Upfield has added a new product to its Flora range of plant-based spreads — a vegan butter alternative. The product, known as Flora Plant Butter, produces half the carbon emissions of ordinary butter and is suitable for spreading, cooking, baking, and frying.

The butter alternative comes in 100% biodegradable paper packaging and is made with natural ingredients from plant oils. It will be available at all major UK supermarkets in salted and unsalted varieties.

Upfield claims that if 1,000 people switched to its plant butter for a year, 19,000kg of greenhouse gas emissions would be saved, the equivalent to driving a petrol car around the world twice. The butter is also freezable, reducing food waste.
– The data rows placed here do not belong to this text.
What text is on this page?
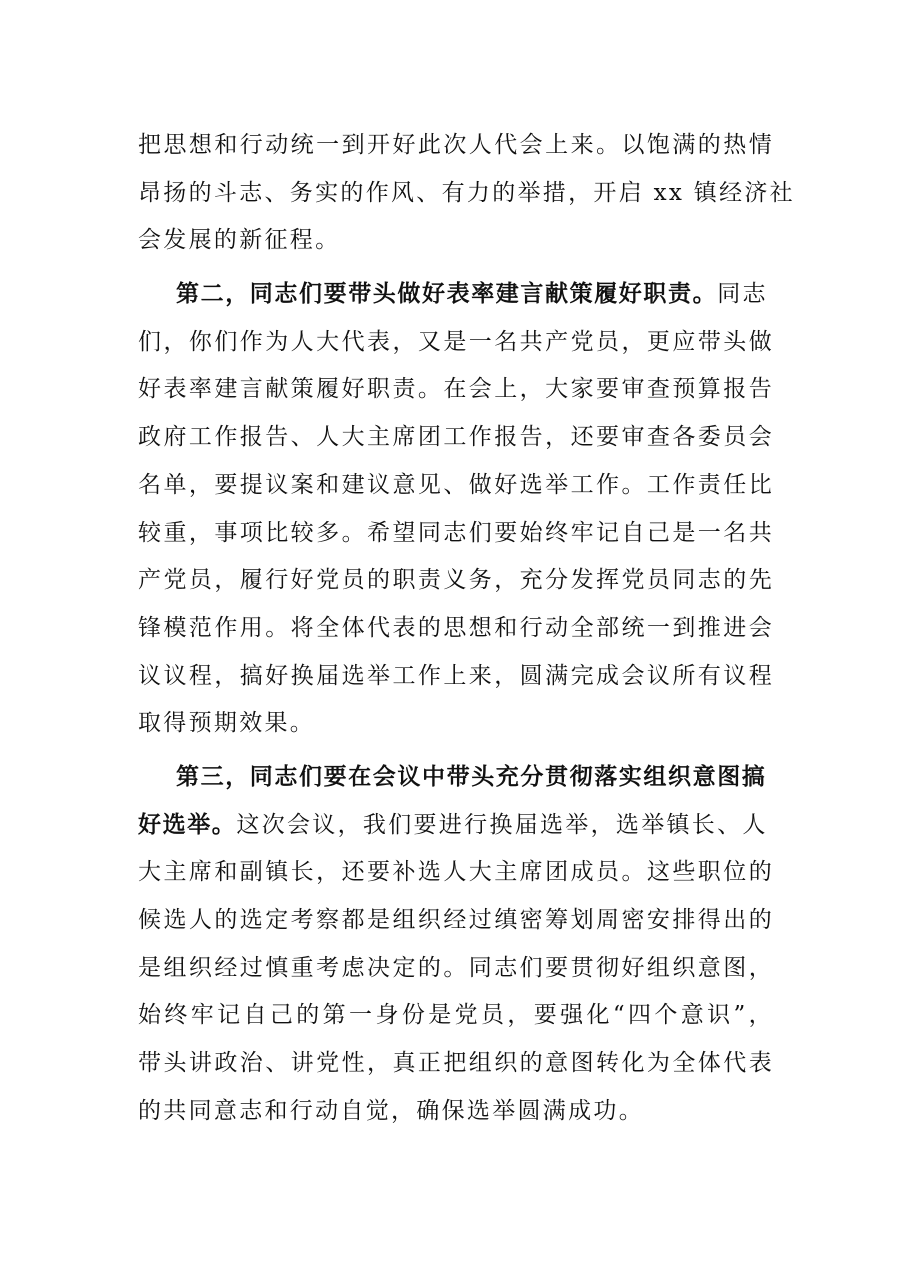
把思想和行动统一到开好此次人代会上来。以饱满的热情
昂扬的斗志、务实的作风、有力的举措，开启 xx 镇经济社
会发展的新征程。
第二，同志们要带头做好表率建言献策履好职责。同志
们，你们作为人大代表，又是一名共产党员，更应带头做
好表率建言献策履好职责。在会上，大家要审查预算报告
政府工作报告、人大主席团工作报告，还要审查各委员会
名单，要提议案和建议意见、做好选举工作。工作责任比
较重，事项比较多。希望同志们要始终牢记自己是一名共
产党员，履行好党员的职责义务，充分发挥党员同志的先
锋模范作用。将全体代表的思想和行动全部统一到推进会
议议程，搞好换届选举工作上来，圆满完成会议所有议程
取得预期效果。
第三，同志们要在会议中带头充分贯彻落实组织意图搞
好选举。这次会议，我们要进行换届选举，选举镇长、人
大主席和副镇长，还要补选人大主席团成员。这些职位的
候选人的选定考察都是组织经过缜密筹划周密安排得出的
是组织经过慎重考虑决定的。同志们要贯彻好组织意图，
始终牢记自己的第一身份是党员，要强化“四个意识”，
带头讲政治、讲党性，真正把组织的意图转化为全体代表
的共同意志和行动自觉，确保选举圆满成功。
Flora Plant is our biggest innovation in years,” said Catherine Lloyd, Marketing Director at Upfield UK&I. “By making a small switch to Flora Plant, consumers can still enjoy a delicious taste and the performance of butter whilst doing their little bit to help the planet.”

Along with its plant butter, the company has also announced another eco-friendly innovation — it will be adding carbon labelling to its plant-based spreads by the end of 2021. The labels will appear on the company’s leading brands, such as Flora, Becel, ProActiv, and Rama. Quorn became the first major brand to introduce carbon labelling earlier this year.

upfield carbon labelling
© Upfield/Flora

The aim of the labelling is to increase consumer awareness of the carbon impact of the foods they buy. Research shows that when consumers are able to compare carbon footprints, they choose more environmentally friendly products.

“Today’s food labels already provide consumers with a lot of important information about ingredients, health benefits, allergens, storage, and use,” said Dr. Jeanette Fielding, Chief Corporate Affairs and Communications Officer at Upfield. “By adding carbon labels, consumers will also be able to understand the impact their food choices have on our climate.”